Ce rêve qu’on a fait

Le convoi s’arrête tous les trente mètres. Notre horizon :  les feux- stop de la voiture devant. La campagne a succédé progressivement à la ville, puis aux zones industrielles et la fraîcheur de la nuit me donne des frissons. Toutes les cinq minutes, quelqu’un vient à la fenêtre : ” il y a les flics devant, mais on continue”. Je n’en peux plus de l’aquarium dans la voiture, je sors. Et là, j’en ai un vertige tellement c’est énorme ! Le serpent lumineux s’étire à l’infini, devant et derrière, il y a des centaine de voitures et de camions, des cris et des rires. C’est tellement dingue qu’on dirait un rêve, un rêve de rythmes, de liberté, un rêve qu’on serait des milliers à faire ensemble et qui a commencé par un numéro, griffonné sur un petit bout de papier. Ce rêve, musical, politique, poétique, c’est celui des Heretiks, qui sont quelque part à l’avant du convoi, mais il se partage à l’infini.

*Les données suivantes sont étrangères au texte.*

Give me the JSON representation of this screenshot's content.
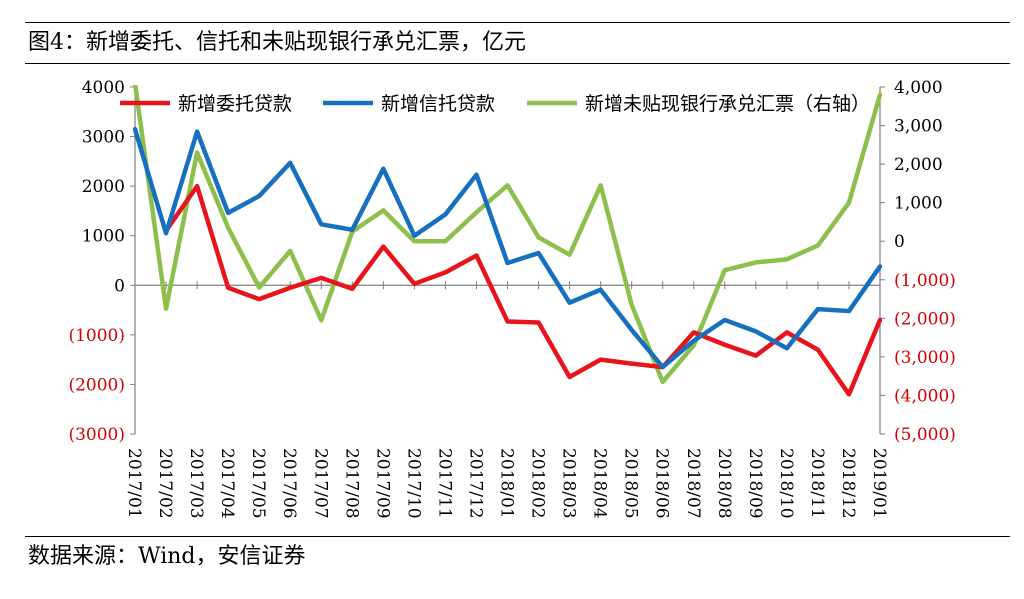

Je m’y suis précipitée à cause de cette soif qui ne s’arrête jamais, pour le son, l’anarchie et la fraternité. Un type surgit de la nuit, une loupiote sur le front : “on se pose, ça y est”. Ses yeux brillent comme des étoiles, c’est magnifique.

En voyant ce convoi dans un documentaire, des années plus tard, je me demande : “Ce rêve qu’on a fait, en quoi nous a-t-il changé” ?

Projection à l’Ubu dans le cadre des Transmusicales

16h30, samedi. La ville bouillonne et prépare sa dernière soirée. L’Ubu présente le documentaire de Damien Raclot-Dauillac sur l’histoire du collectif Heretik system en présence du réalisateur et de certains des protagonistes. Il y a du monde.

Ce n’est pas si vieux et pourtant, les choses ont beaucoup changé. Ces évènements se dérouleraient maintenant, on aurait des dizaines de vidéos, des milliers de photos… Pas sûr que la réalité en serait mieux retranscrite. Les témoignages ont l’intérêt de garder l’essentiel, le regard que chacun pose sur l’histoire et la trace gardée dans son cœur, tout ce qui compte, finalement.  Ce fut et cela reste une intense aventure humaine, faite de défis permanents, de créativité révolutionnaire, malgré l’Etat, malgré la vie qui déchire tout, la mort, et même malgré le succès. Je ne vais pas vous dévoiler le film, je vous laisse plutôt découvrir la bande-annonce.

Après le film, un débat est organisé. Sur la scène : Léo, KRS, Damien Raclot-Dauillac, qui se cache un peu, Ben et d’autres encore. La discussion est vive, normal, ce ne sont que des passionnés ! Redéfinir à l’infini la free-party, encore et toujours, l’argent, le manque d’argent, la liberté… J’ai quand même la honte quand KRS demande s’il y a des représentants des sound-systems bretons et qu’il n’y a qu’une jeune fille qui lève la main ! A leur décharge, il y en a quelques-uns qui préparent le off de ce soir.

Le débat s’achève dans une certaine confusion et l’Ubu se vide d’un seul coup mais je traîne au bar avec quelques autres. KRS nous fait un petit mix bien cool, parfait pour un apéro entre amis. C’est le meilleur moment de l’après-midi et ils sont tous partis ! On parle de la prochaine rave, en février, mais ça, ce sera la suite de l’histoire d’Heretik System. Je vous tiens au courant.